2. De fiscus kan bewijs opvragen en proberen weerleggen dat u
een andere fiscale domicilie heeft dan België.
3. Moeilijk om dit aan te tonen indien u nooit daar bent waar u
beweert uw werkelijke zetel te hebben.
d. Gevolgen en belang van fiscaal domicilie:
i. Een vennootschap met fiscale domicilie in België heeft belastingplicht
m.b.t. haar wereldwijd inkomen. (Genuanceerd door
dubbelbelastingverdragen)
<-> Fiscaal domicilie in het buitenland maar ook activiteiten in
België: Enkel belastingplichtig (BNI) mbt het inkomen in België.
Dubbelbelastingverdrag: Het land waar een vaste inrichting
is gevestigd is gerechtigd om belastingen te heffen op de
inkomsten gealloceerd aan die vaste inrichting. Het land waar
de fiscale zetel zich bevindt moet dat deel van de winst dus
vrijstellen zodat de belasting niet dubbel wordt betaald.

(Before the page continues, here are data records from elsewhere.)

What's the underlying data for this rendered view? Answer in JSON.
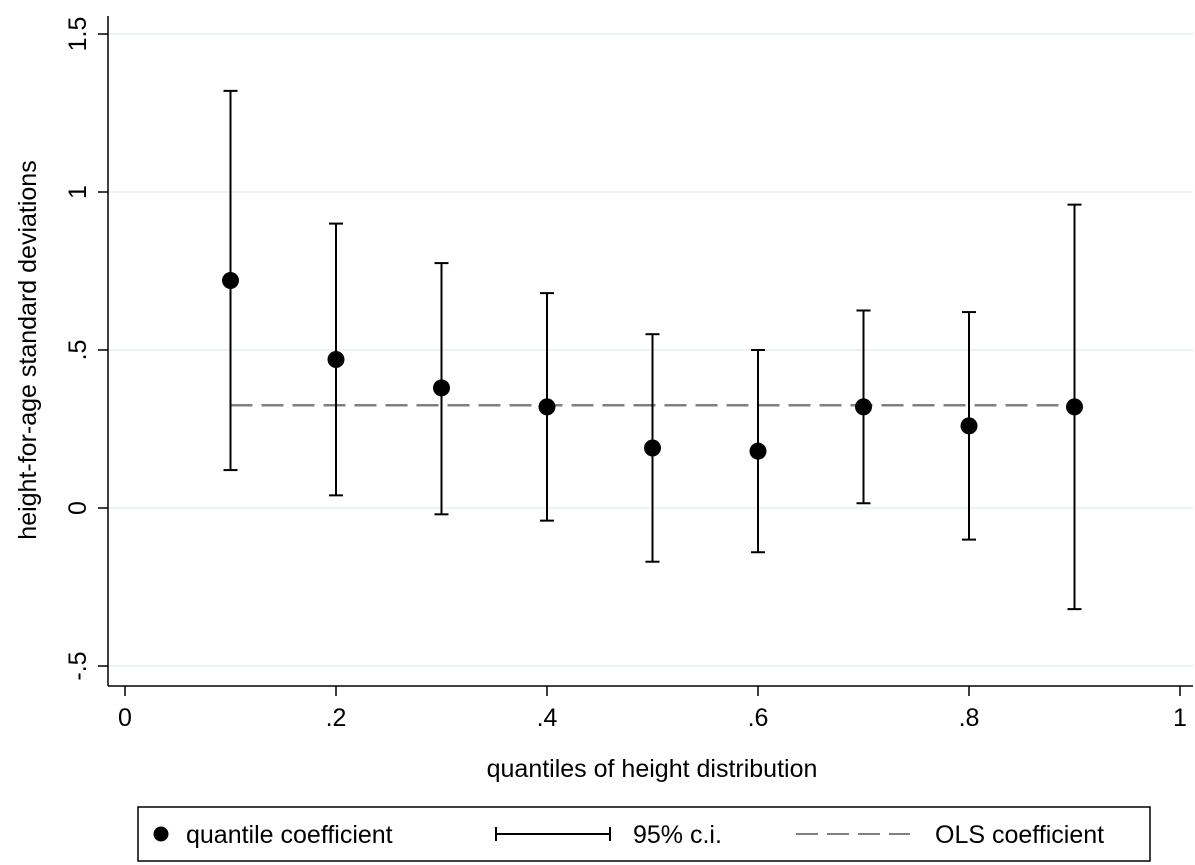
{
  "chart_data": {
    "type": "scatter",
    "xlabel": "quantiles of height distribution",
    "ylabel": "height-for-age standard deviations",
    "xlim": [
      0,
      1
    ],
    "ylim": [
      -0.55,
      1.5
    ],
    "x_ticks": [
      0,
      0.2,
      0.4,
      0.6,
      0.8,
      1
    ],
    "x_tick_labels": [
      "0",
      ".2",
      ".4",
      ".6",
      ".8",
      "1"
    ],
    "y_ticks": [
      -0.5,
      0,
      0.5,
      1,
      1.5
    ],
    "y_tick_labels": [
      "-.5",
      "0",
      ".5",
      "1",
      "1.5"
    ],
    "grid": "horizontal",
    "legend_position": "bottom",
    "colors": {
      "points": "#000000",
      "ci": "#000000",
      "ols": "#808080",
      "grid": "#e8eeee"
    },
    "series": [
      {
        "name": "quantile coefficient",
        "x": [
          0.1,
          0.2,
          0.3,
          0.4,
          0.5,
          0.6,
          0.7,
          0.8,
          0.9
        ],
        "values": [
          0.72,
          0.47,
          0.38,
          0.32,
          0.19,
          0.18,
          0.32,
          0.26,
          0.32
        ]
      },
      {
        "name": "95% c.i.",
        "x": [
          0.1,
          0.2,
          0.3,
          0.4,
          0.5,
          0.6,
          0.7,
          0.8,
          0.9
        ],
        "lower": [
          0.12,
          0.04,
          -0.02,
          -0.04,
          -0.17,
          -0.14,
          0.015,
          -0.1,
          -0.32
        ],
        "upper": [
          1.32,
          0.9,
          0.775,
          0.68,
          0.55,
          0.5,
          0.625,
          0.62,
          0.96
        ]
      },
      {
        "name": "OLS coefficient",
        "x": [
          0.1,
          0.9
        ],
        "values": [
          0.325,
          0.325
        ]
      }
    ]
  }
}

ii. Winstuitkeringen worden belast in het land van de fiscale domicilie
van de vennootschap (ongeacht of ze worden uitgekeerd aan een
inwoner of niet-inwoner), niet in het land van de inrichting waaruit de
winst voortkomt.
vb. Een Belgische vennootschap keert een dividend uit dat
voortkomt uit winst die in hun fabriek in Nederland is gemaakt.
= Belgische dividenduitkering naar Belgische regels,
winstbepaling naar Belgisch boekhoudrecht.
e. Brievenbusvennootschappen
i. Vennootschap zegt fiscale domicilie te hebben in een ander land maar
in werkelijkheid is het een Belgische venn (met fiscale domicilie in
België).
ii. Indien fiscus vindt dat u toch een Belgische venn bent, kunnen ze uw
andere fiscale zetel aanvechten op verschillende manieren:
1. Valsheid in geschriften “Documenten RVB etc zijn vals”
2. Fraude (vb. “Dit is een fictieve vennootschap = simulatie)
3. Vennootschap met andere statutaire zetel erkennen,
belastingen recupereren via vaste instelling in België (BNI).
4. Transferpricing: er is een “tussenvennootschap” om (grootste
deel van) winst daar te plaatsen waar weinig/niet wordt belast.